Es kommt nicht häufig vor, dass ein Orchestermusiker von außen den eigenen Kollegen lauscht. Aber wenn, dann „bin ich immer wieder überrascht: Der warme Klang gerade bei den Streichern ist wirklich eine Spezialität und das große Geheimnis von uns“, sagt Chiara Astore, Tuttigeigerin der ersten Violinen im Leipziger Gewandhausorchester. Was dieses Geheimnis genau ausmacht? Nein, das vermag auch sie nicht recht zu beschreiben, doch auf jeden Fall steckt harte Arbeit dahinter, dass dieser besondere Klang überall auf der Welt als individuell gepriesen wird. Und das zu Recht.
Seit der Saison 2004/2005 bildet das Orchester dafür in einer eigenen Akademie neue Musiker aus. An sich nichts Besonderes, denn viele Klangkörper versuchen, so ihren Nachwuchs selbst heranzuziehen. Doch neben Leipzig gibt es in Deutschland nur noch in Mannheim eine Kooperation mit der ortsansässigen Musikhochschule, die das zweijährige Curriculum als Aufbaustudium mit einem echten akademischen Abschluss versehen hat. „Wir berufen uns dabei auf die lange Tradition, die Felix Mendelssohn Bartholdy dereinst begründet hat“, sagt Orchestervorstand Karsten Heins.
1835 war der Komponist am Gewandhaus Kapellmeister geworden – acht Jahre später initiierte Mendelssohn das Konservatorium als erste Musikhochschule Deutschlands und sorgte so dafür, dass die dortigen Orchestermusiker die Ausbildung ihres Nachwuchses selbst in die Hand nahmen. Bis zur Wende bestand diese enge Verbindung, wurde dann aber zugunsten einer internationalisierenden Öffnung aufgegeben. „Doch 2005 hat man sich wieder auf die gute Tradition besonnen und die Mendelssohn-Orchesterakademie gegründet“, beschreibt Heins die Rückkehr zu den Wurzeln.
Wie im Fußball: Nicht jedes Talent schafft es in die 1. Liga
Seither ist der Ansturm auf das Dutzend Plätze, die alljährlich zu vergeben sind, riesig: Aus aller Welt kommen jedes Jahr rund 1000 Bewerbungen, etwa 400 der Interessenten werden zum Probespiel eingeladen – zwölf am Ende genommen. „Spielen können die alle, aber wir können mit ein bisschen Erfahrung schon hören: Haben sie Potenzial, passen sie zu uns?“ gibt Heins einen kleinen Einblick in das Auswahlverfahren.
„Oft entscheiden nur Nuancen“ – wobei das letzte Wort noch die Hochschule hat.
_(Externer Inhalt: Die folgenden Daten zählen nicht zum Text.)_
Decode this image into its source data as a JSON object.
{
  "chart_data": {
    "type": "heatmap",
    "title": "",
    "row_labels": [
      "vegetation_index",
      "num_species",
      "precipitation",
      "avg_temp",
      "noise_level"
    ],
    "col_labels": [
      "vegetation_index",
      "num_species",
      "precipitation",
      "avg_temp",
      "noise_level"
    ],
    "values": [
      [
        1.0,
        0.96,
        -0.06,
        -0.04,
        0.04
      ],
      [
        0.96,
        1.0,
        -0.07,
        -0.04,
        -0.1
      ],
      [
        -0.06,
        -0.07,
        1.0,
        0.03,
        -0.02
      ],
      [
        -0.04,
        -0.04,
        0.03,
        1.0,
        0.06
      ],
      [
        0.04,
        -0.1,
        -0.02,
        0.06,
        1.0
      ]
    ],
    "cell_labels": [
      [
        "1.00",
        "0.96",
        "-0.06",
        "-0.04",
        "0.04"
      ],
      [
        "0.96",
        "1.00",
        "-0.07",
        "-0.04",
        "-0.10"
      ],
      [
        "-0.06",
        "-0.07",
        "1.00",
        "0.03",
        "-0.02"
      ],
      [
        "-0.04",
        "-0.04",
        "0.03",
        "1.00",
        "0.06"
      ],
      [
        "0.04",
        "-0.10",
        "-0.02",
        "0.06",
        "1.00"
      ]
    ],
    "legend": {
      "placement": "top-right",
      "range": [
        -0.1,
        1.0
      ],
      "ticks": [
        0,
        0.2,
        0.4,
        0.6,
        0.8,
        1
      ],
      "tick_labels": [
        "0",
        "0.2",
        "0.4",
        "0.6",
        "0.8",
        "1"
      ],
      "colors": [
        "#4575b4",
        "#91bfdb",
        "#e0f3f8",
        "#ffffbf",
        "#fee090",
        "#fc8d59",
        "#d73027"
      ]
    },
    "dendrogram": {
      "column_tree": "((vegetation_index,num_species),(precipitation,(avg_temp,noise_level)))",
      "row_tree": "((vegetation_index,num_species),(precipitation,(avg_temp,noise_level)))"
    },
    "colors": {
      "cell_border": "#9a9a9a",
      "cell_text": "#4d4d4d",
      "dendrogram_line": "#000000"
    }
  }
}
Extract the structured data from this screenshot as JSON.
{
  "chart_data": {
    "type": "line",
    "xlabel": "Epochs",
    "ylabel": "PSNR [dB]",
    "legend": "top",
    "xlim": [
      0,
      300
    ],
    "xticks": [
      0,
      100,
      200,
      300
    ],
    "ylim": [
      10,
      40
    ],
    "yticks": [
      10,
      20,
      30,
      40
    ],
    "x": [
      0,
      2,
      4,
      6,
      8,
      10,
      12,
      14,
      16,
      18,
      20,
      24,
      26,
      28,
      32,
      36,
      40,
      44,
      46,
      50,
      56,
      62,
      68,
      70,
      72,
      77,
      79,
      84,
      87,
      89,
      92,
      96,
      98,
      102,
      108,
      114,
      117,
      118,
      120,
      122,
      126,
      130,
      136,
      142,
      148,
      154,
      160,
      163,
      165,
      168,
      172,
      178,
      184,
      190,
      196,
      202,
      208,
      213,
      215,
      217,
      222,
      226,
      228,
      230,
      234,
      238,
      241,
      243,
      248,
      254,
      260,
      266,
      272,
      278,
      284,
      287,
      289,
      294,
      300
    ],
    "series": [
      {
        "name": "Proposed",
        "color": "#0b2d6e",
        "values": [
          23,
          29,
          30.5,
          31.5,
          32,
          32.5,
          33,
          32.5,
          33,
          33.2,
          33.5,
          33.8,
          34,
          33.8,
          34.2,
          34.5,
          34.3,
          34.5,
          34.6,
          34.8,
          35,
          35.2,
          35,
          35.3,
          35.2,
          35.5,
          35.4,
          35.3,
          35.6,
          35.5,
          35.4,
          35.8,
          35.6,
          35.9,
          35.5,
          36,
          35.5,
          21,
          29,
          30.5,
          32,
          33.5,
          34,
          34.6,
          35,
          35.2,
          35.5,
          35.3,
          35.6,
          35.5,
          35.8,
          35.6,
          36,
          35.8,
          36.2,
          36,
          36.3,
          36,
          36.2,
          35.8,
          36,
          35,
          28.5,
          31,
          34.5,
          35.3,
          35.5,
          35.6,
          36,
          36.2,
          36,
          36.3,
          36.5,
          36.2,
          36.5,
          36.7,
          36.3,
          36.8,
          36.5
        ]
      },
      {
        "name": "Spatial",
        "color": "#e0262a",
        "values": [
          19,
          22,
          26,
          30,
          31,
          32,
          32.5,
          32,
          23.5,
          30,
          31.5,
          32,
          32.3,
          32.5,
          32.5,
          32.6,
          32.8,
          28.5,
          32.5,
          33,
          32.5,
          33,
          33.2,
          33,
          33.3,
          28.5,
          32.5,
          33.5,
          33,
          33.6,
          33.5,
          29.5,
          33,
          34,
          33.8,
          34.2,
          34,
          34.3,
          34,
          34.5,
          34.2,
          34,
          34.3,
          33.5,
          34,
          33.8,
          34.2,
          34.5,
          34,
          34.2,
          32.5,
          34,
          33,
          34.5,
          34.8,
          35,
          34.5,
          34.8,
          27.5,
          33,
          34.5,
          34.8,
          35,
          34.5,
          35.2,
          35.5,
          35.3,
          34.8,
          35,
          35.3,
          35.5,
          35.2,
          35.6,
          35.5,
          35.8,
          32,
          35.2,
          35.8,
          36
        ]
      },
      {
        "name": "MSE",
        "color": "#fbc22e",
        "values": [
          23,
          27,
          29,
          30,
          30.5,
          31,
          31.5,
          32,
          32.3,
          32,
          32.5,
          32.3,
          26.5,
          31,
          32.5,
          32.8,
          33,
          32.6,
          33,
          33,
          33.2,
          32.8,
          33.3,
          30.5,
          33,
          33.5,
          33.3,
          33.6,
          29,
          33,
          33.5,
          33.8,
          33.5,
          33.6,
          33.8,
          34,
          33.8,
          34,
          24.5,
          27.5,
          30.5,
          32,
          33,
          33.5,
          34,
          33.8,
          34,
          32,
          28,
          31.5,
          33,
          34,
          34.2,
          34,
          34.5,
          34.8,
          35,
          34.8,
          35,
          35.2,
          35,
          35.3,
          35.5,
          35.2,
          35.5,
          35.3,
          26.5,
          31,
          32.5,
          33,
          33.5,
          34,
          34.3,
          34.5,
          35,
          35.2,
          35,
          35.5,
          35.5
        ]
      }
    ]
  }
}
Dass die Akademisten hernach ins weltberühmte Gewandhausorchester aufgenommen werden, ist indes keineswegs garantiert, „doch muss man sich das wie in der Fußballausbildung vorstellen: Da wird auch nicht jedes begabte Nachwuchstalent in die 1. Liga geschickt, kann aber durchaus auch woanders erfolgreich sein.“ Was bedeutet: Wer in Leipzig ausgebildet wurde, findet auf jeden Fall in anderen Orchestern einen Platz.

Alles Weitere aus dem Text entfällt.